Der Lurchi mit Wünschelrute (obere Reihe links) ist dem wandernden Lurchi auf Band 1 in der Haltung zu ähnlich. Beim Abholzen des Waldes (nächstes Motiv) will man ihn auch nicht sehen. Der Lurchi mit dem Alphorn ist zu speziell und kann schlecht für ganz unterschiedliche Geschichten stehen, mal ganz davon abgesehen, dass auch dieses Motiv wie die beiden vorigen nicht sehr abenteuerlich ist. (Für Lurchis Lunge vielleicht schon.). Weiter in der Reihe: Lurchi mit dem Plan einer Burg – um die geht es immerhin in zwei Geschichten des Bandes … war dem Esslinger-Verlag das Schwert zu kriegerisch?

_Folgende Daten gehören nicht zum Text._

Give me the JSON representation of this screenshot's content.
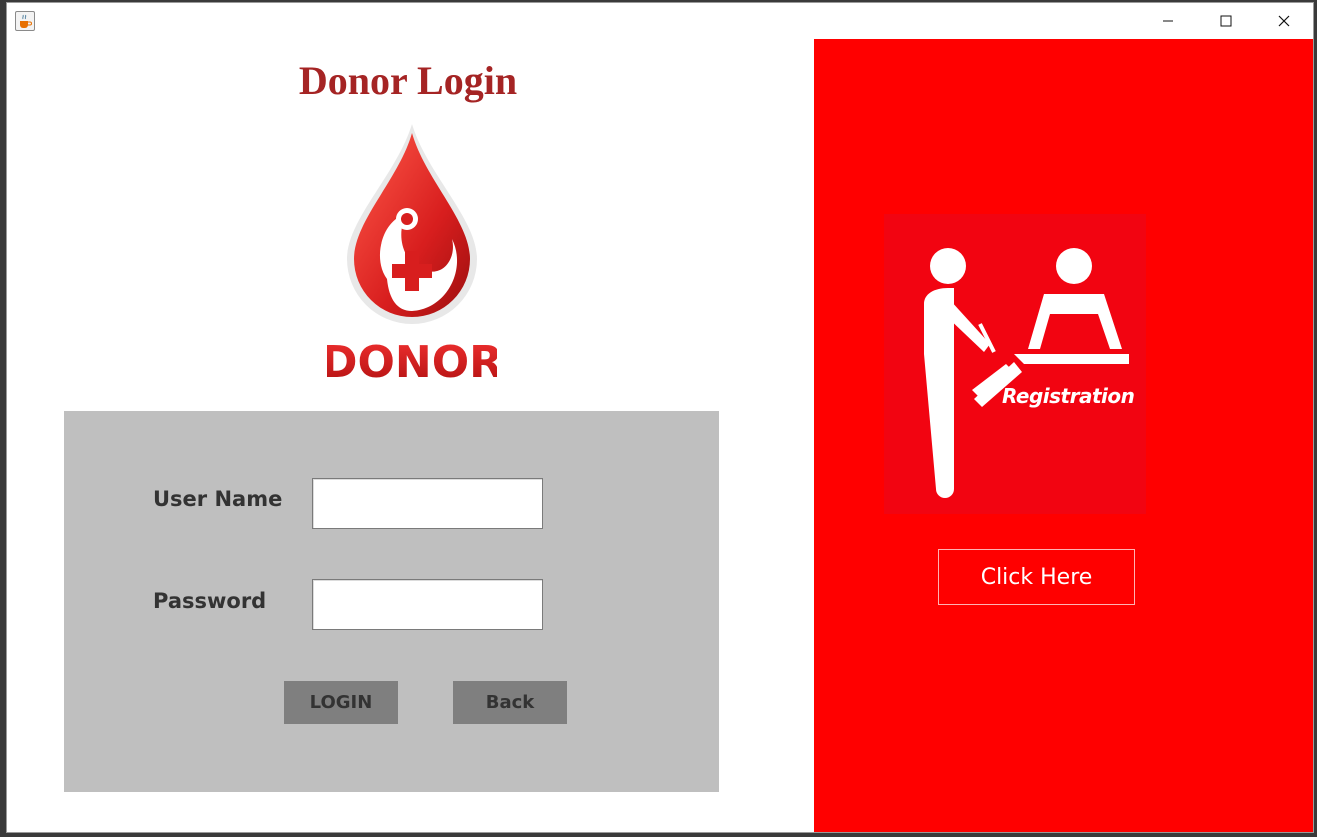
{
  "window": {
    "app_icon": "java-cup-icon",
    "controls": {
      "minimize_icon": "minimize-icon",
      "maximize_icon": "maximize-icon",
      "close_icon": "close-icon"
    }
  },
  "login": {
    "title": "Donor Login",
    "logo": {
      "icon": "blood-drop-cross-icon",
      "text": "DONOR"
    },
    "username_label": "User Name",
    "username_value": "",
    "password_label": "Password",
    "password_value": "",
    "login_button": "LOGIN",
    "back_button": "Back"
  },
  "registration": {
    "image_text": "Registration",
    "image_icon": "registration-desk-icon",
    "click_button": "Click Here"
  },
  "colors": {
    "title": "#a52424",
    "form_panel": "#bfbfbf",
    "button": "#7f7f7f",
    "right_panel": "#ff0000",
    "logo_red": "#d81e1e"
  }
}
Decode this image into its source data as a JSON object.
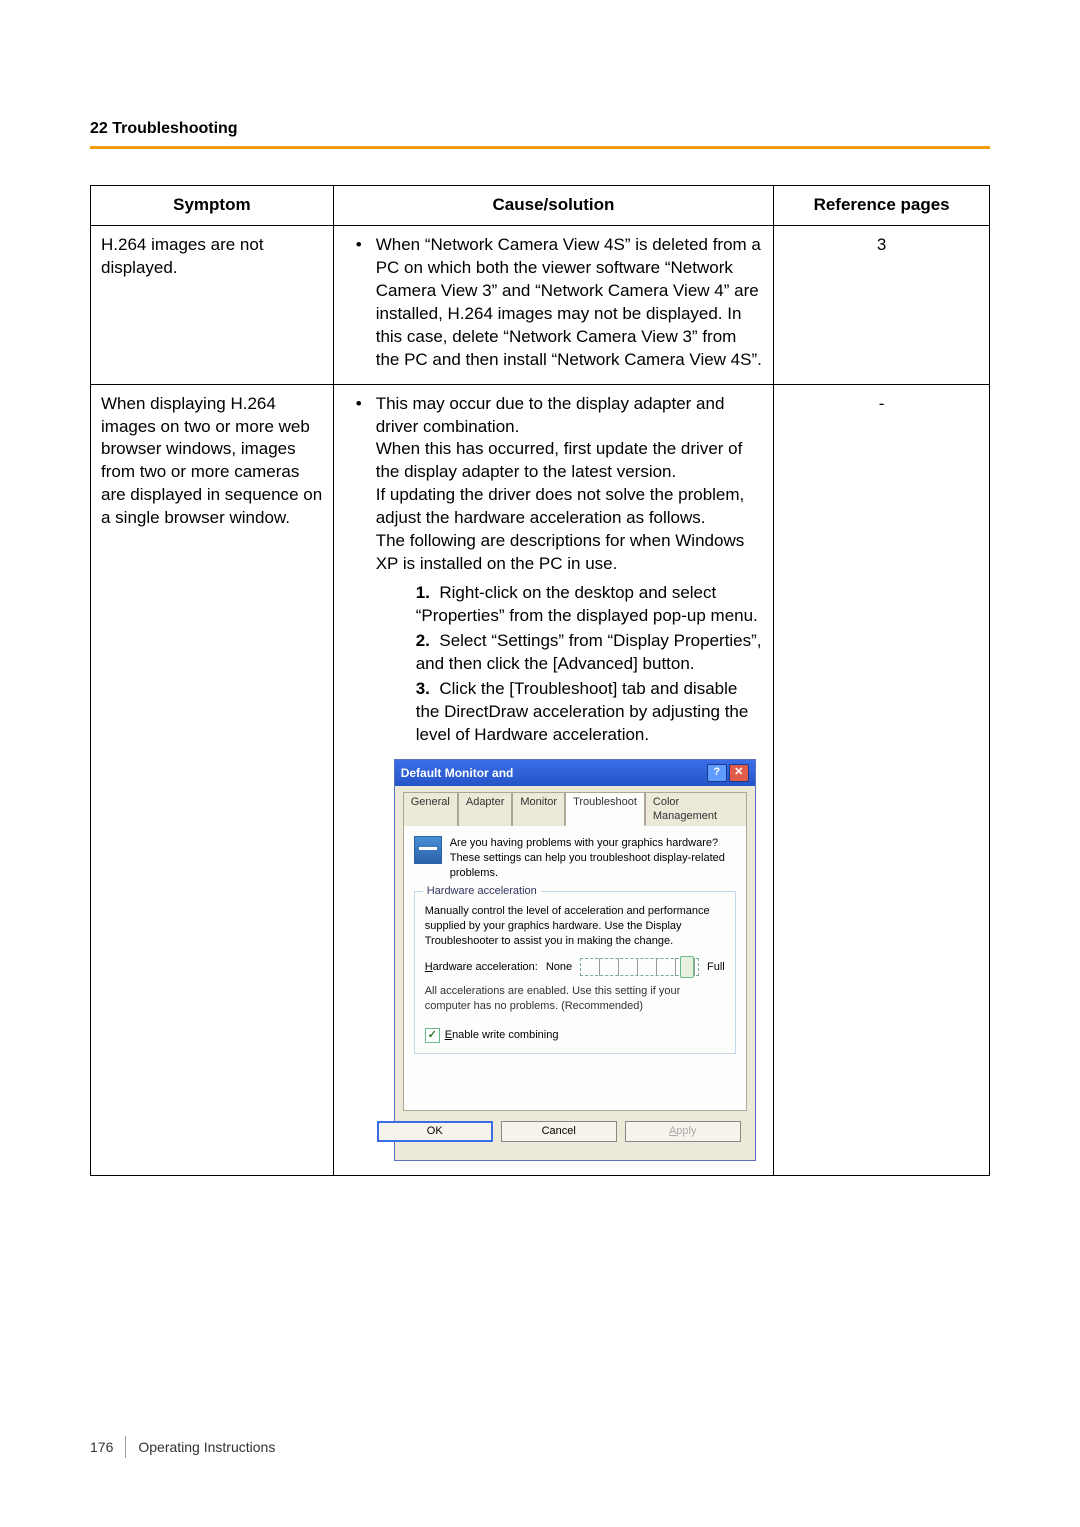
{
  "header": {
    "section": "22 Troubleshooting"
  },
  "table": {
    "headers": {
      "symptom": "Symptom",
      "cause": "Cause/solution",
      "ref": "Reference pages"
    },
    "rows": [
      {
        "symptom": "H.264 images are not displayed.",
        "cause": {
          "bullet": "When “Network Camera View 4S” is deleted from a PC on which both the viewer software “Network Camera View 3” and “Network Camera View 4” are installed, H.264 images may not be displayed. In this case, delete “Network Camera View 3” from the PC and then install “Network Camera View 4S”."
        },
        "ref": "3"
      },
      {
        "symptom": "When displaying H.264 images on two or more web browser windows, images from two or more cameras are displayed in sequence on a single browser window.",
        "cause": {
          "intro": "This may occur due to the display adapter and driver combination.\nWhen this has occurred, first update the driver of the display adapter to the latest version.\nIf updating the driver does not solve the problem, adjust the hardware acceleration as follows.\nThe following are descriptions for when Windows XP is installed on the PC in use.",
          "steps": [
            "Right-click on the desktop and select “Properties” from the displayed pop-up menu.",
            "Select “Settings” from “Display Properties”, and then click the [Advanced] button.",
            "Click the [Troubleshoot] tab and disable the DirectDraw acceleration by adjusting the level of Hardware acceleration."
          ]
        },
        "ref": "-"
      }
    ]
  },
  "dialog": {
    "title": "Default Monitor and",
    "tabs": {
      "general": "General",
      "adapter": "Adapter",
      "monitor": "Monitor",
      "troubleshoot": "Troubleshoot",
      "colorMgmt": "Color Management"
    },
    "info": "Are you having problems with your graphics hardware? These settings can help you troubleshoot display-related problems.",
    "group_title": "Hardware acceleration",
    "group_desc": "Manually control the level of acceleration and performance supplied by your graphics hardware. Use the Display Troubleshooter to assist you in making the change.",
    "slider_label": "Hardware acceleration:",
    "slider_none": "None",
    "slider_full": "Full",
    "note": "All accelerations are enabled. Use this setting if your computer has no problems. (Recommended)",
    "checkbox": "Enable write combining",
    "buttons": {
      "ok": "OK",
      "cancel": "Cancel",
      "apply": "Apply"
    }
  },
  "footer": {
    "page_number": "176",
    "doc_title": "Operating Instructions"
  }
}
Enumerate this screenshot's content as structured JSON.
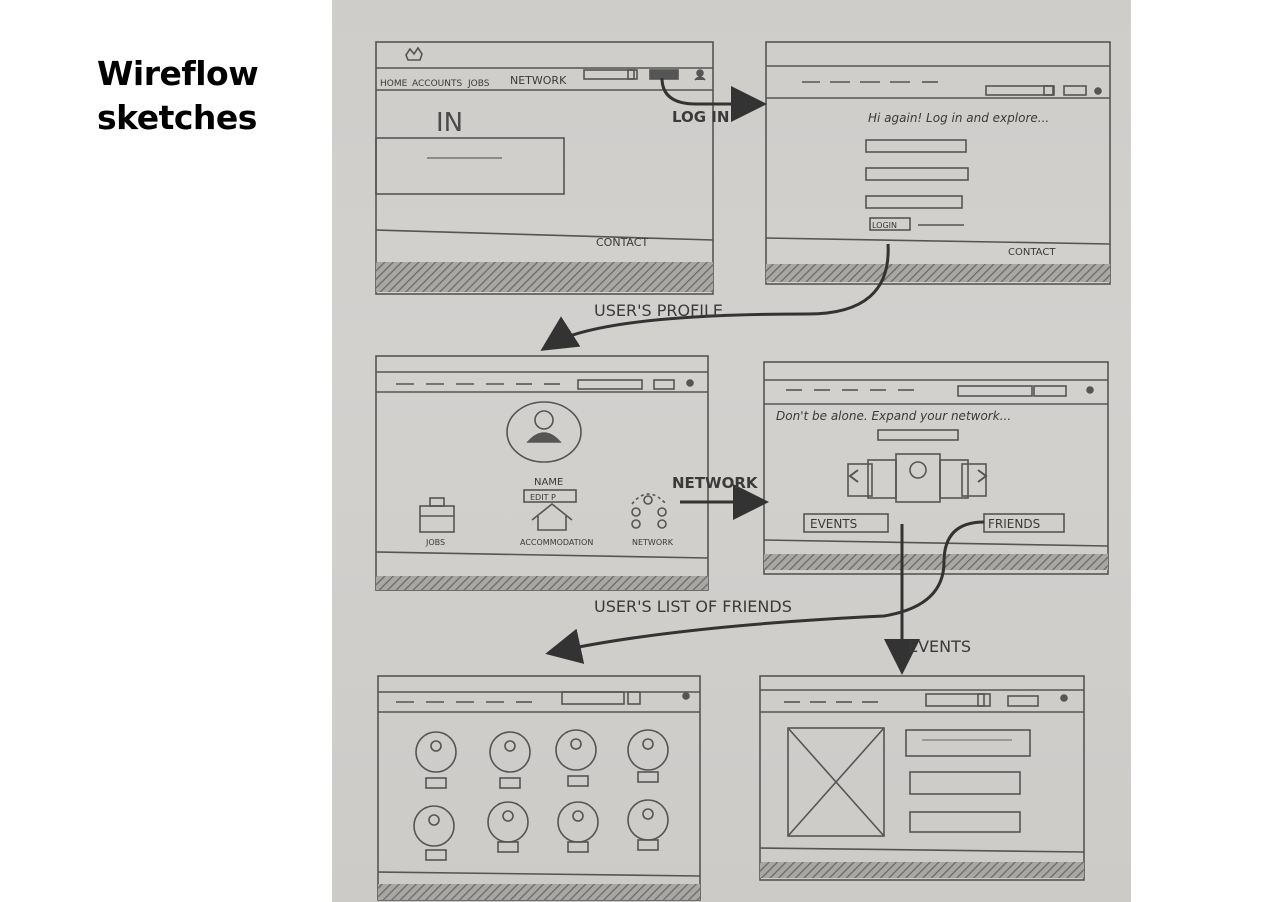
{
  "title": {
    "line1": "Wireflow",
    "line2": "sketches"
  },
  "screens": {
    "home": {
      "nav": [
        "HOME",
        "ACCOUNTS",
        "JOBS",
        "NETWORK"
      ],
      "logo": "IN",
      "footer": "CONTACT"
    },
    "login": {
      "greeting": "Hi again! Log in and explore...",
      "button": "LOGIN",
      "footer": "CONTACT"
    },
    "profile": {
      "name": "NAME",
      "edit": "EDIT P",
      "jobs": "JOBS",
      "accommodation": "ACCOMMODATION",
      "network": "NETWORK"
    },
    "network": {
      "tagline": "Don't be alone. Expand your network...",
      "events": "EVENTS",
      "friends": "FRIENDS"
    }
  },
  "flow_labels": {
    "login": "LOG IN",
    "profile": "USER'S PROFILE",
    "network": "NETWORK",
    "friends": "USER'S LIST OF FRIENDS",
    "events": "EVENTS"
  }
}
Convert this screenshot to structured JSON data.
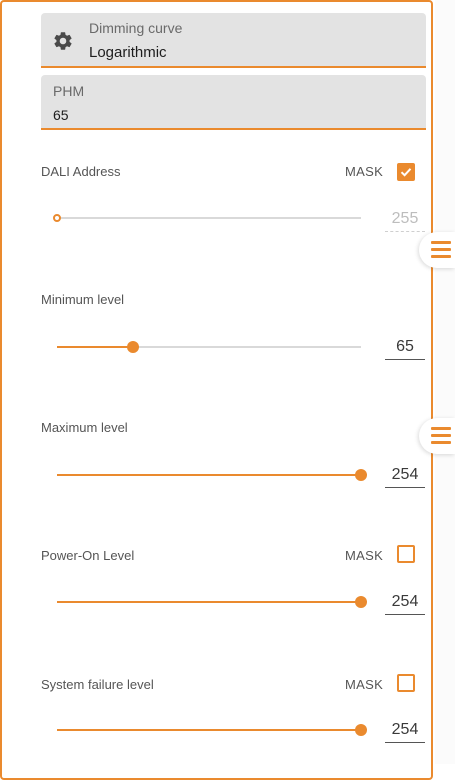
{
  "dimming_curve": {
    "label": "Dimming curve",
    "value": "Logarithmic",
    "icon": "gear-icon"
  },
  "phm": {
    "label": "PHM",
    "value": "65"
  },
  "dali_address": {
    "label": "DALI Address",
    "mask_label": "MASK",
    "mask_checked": true,
    "value": "255",
    "level": 0.0,
    "disabled": true
  },
  "minimum_level": {
    "label": "Minimum level",
    "value": "65",
    "level": 0.25
  },
  "maximum_level": {
    "label": "Maximum level",
    "value": "254",
    "level": 1.0
  },
  "power_on_level": {
    "label": "Power-On Level",
    "mask_label": "MASK",
    "mask_checked": false,
    "value": "254",
    "level": 1.0
  },
  "system_failure_level": {
    "label": "System failure level",
    "mask_label": "MASK",
    "mask_checked": false,
    "value": "254",
    "level": 1.0
  },
  "colors": {
    "accent": "#ea8a2e",
    "track": "#d9d9d9",
    "field_bg": "#e3e3e3"
  }
}
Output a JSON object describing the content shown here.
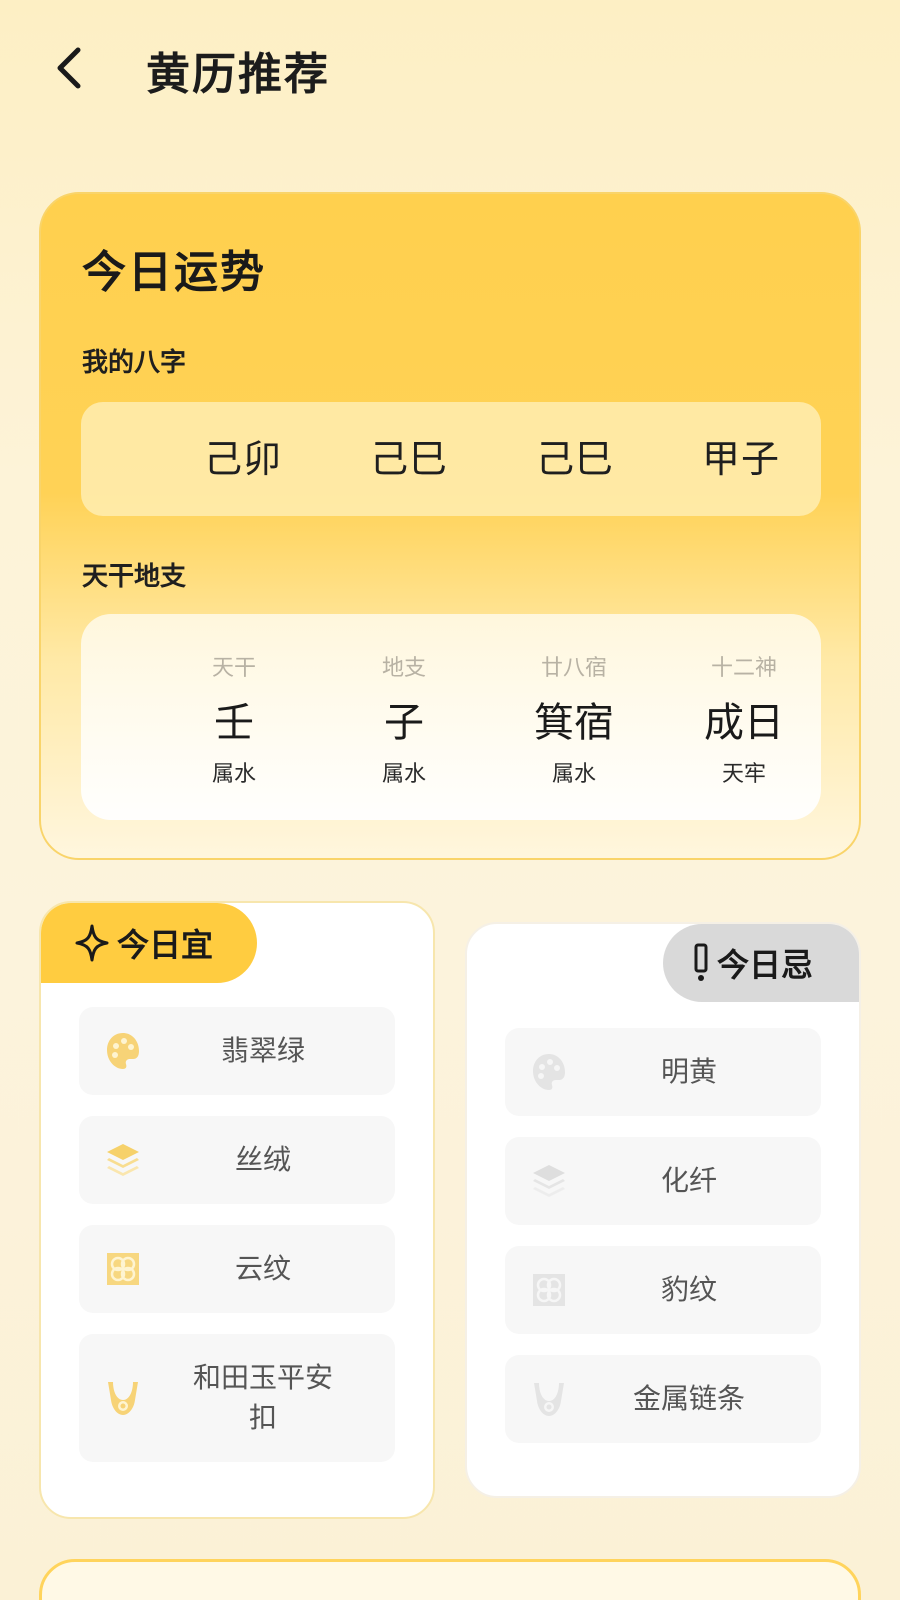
{
  "header": {
    "title": "黄历推荐"
  },
  "fortune": {
    "title": "今日运势",
    "bazi_label": "我的八字",
    "bazi": [
      "己卯",
      "己巳",
      "己巳",
      "甲子"
    ],
    "ganzhi_label": "天干地支",
    "ganzhi": [
      {
        "category": "天干",
        "value": "壬",
        "sub": "属水"
      },
      {
        "category": "地支",
        "value": "子",
        "sub": "属水"
      },
      {
        "category": "廿八宿",
        "value": "箕宿",
        "sub": "属水"
      },
      {
        "category": "十二神",
        "value": "成日",
        "sub": "天牢"
      }
    ]
  },
  "yi": {
    "tag": "今日宜",
    "items": [
      {
        "label": "翡翠绿",
        "icon": "palette-icon"
      },
      {
        "label": "丝绒",
        "icon": "layers-icon"
      },
      {
        "label": "云纹",
        "icon": "pattern-icon"
      },
      {
        "label": "和田玉平安扣",
        "icon": "necklace-icon"
      }
    ]
  },
  "ji": {
    "tag": "今日忌",
    "items": [
      {
        "label": "明黄",
        "icon": "palette-icon"
      },
      {
        "label": "化纤",
        "icon": "layers-icon"
      },
      {
        "label": "豹纹",
        "icon": "pattern-icon"
      },
      {
        "label": "金属链条",
        "icon": "necklace-icon"
      }
    ]
  },
  "colors": {
    "accent_yellow": "#ffcc40",
    "yi_icon": "#f6cf63",
    "ji_icon": "#d8d8d8",
    "ji_tag": "#d9d9d9"
  }
}
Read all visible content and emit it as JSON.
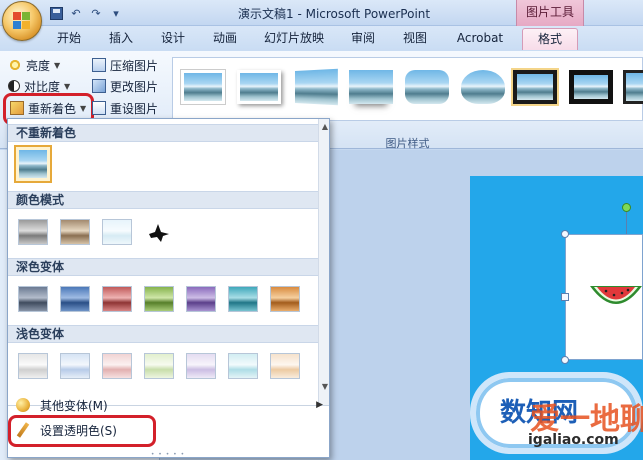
{
  "window": {
    "title": "演示文稿1 - Microsoft PowerPoint",
    "context_tools": "图片工具"
  },
  "qat": {
    "icons": [
      "save-icon",
      "undo-icon",
      "redo-icon",
      "customize-icon"
    ]
  },
  "tabs": [
    {
      "label": "开始"
    },
    {
      "label": "插入"
    },
    {
      "label": "设计"
    },
    {
      "label": "动画"
    },
    {
      "label": "幻灯片放映"
    },
    {
      "label": "审阅"
    },
    {
      "label": "视图"
    },
    {
      "label": "Acrobat"
    },
    {
      "label": "格式",
      "active": true
    }
  ],
  "ribbon": {
    "adjust": {
      "brightness": "亮度",
      "contrast": "对比度",
      "recolor": "重新着色",
      "compress": "压缩图片",
      "change": "更改图片",
      "reset": "重设图片"
    },
    "styles_group_label": "图片样式"
  },
  "recolor_menu": {
    "sections": [
      {
        "title": "不重新着色",
        "count": 1
      },
      {
        "title": "颜色模式",
        "count": 4
      },
      {
        "title": "深色变体",
        "count": 7
      },
      {
        "title": "浅色变体",
        "count": 7
      }
    ],
    "more_variants": "其他变体(M)",
    "set_transparent": "设置透明色(S)"
  },
  "slide": {
    "cloud_text": "数知网"
  },
  "watermark": {
    "text": "爱一地聊",
    "url": "igaliao.com"
  },
  "colors": {
    "highlight": "#d3202a",
    "slide_bg": "#23a7ea",
    "context_tab": "#e6a9c4"
  }
}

Das nächste Motiv mit der Nixe verbietet sich natürlich, wenn man Lurchi solo präsentieren will.

Untere Reihe: Als Astronaut aus der Marstrilogie. Eigentlich sehr passend für den Band, aber man sieht wenig von Lurchi und er steht auch etwas steif da wie ein Ölgötze. Lurchi, wie er sich (in eine Tropfsteinhöhle) abseilt – dies Motiv wurde bereits für Band 4 vergeben (m. E. auch eine seltsame Entscheidung). Als Indianer oder Zauberer – zwei schöne Motive. Aber Lurchi trägt hier nicht seinen typischen Jägerhut und die Motive waren dem Verlag vermutlich auch zu speziell auf ein bestimmtes Thema bezogen. Was spricht gegen den Lurchi, der einen Sonnenschirm als Fallschirm benutzt? Dass der Papierschirm auf Japan verweist? Für mich wäre dieses Motiv die erste Wahl gewesen: Das Motiv ist dynamisch und witzig – und passt auch gut zu Lurchis Charakter, der ein Meister im Improvisieren und Zweckentfremden von Gegenständen ist.

Aber wie auch immer: Nun saust Lurchi also auf Rollschuhen ins Abenteuer. Am Inhalt des 2. Bandes hat sich nichts geändert. Die Lurchifreunde finden in diesem Buch wie eh und je die Folgen 22 bis 40.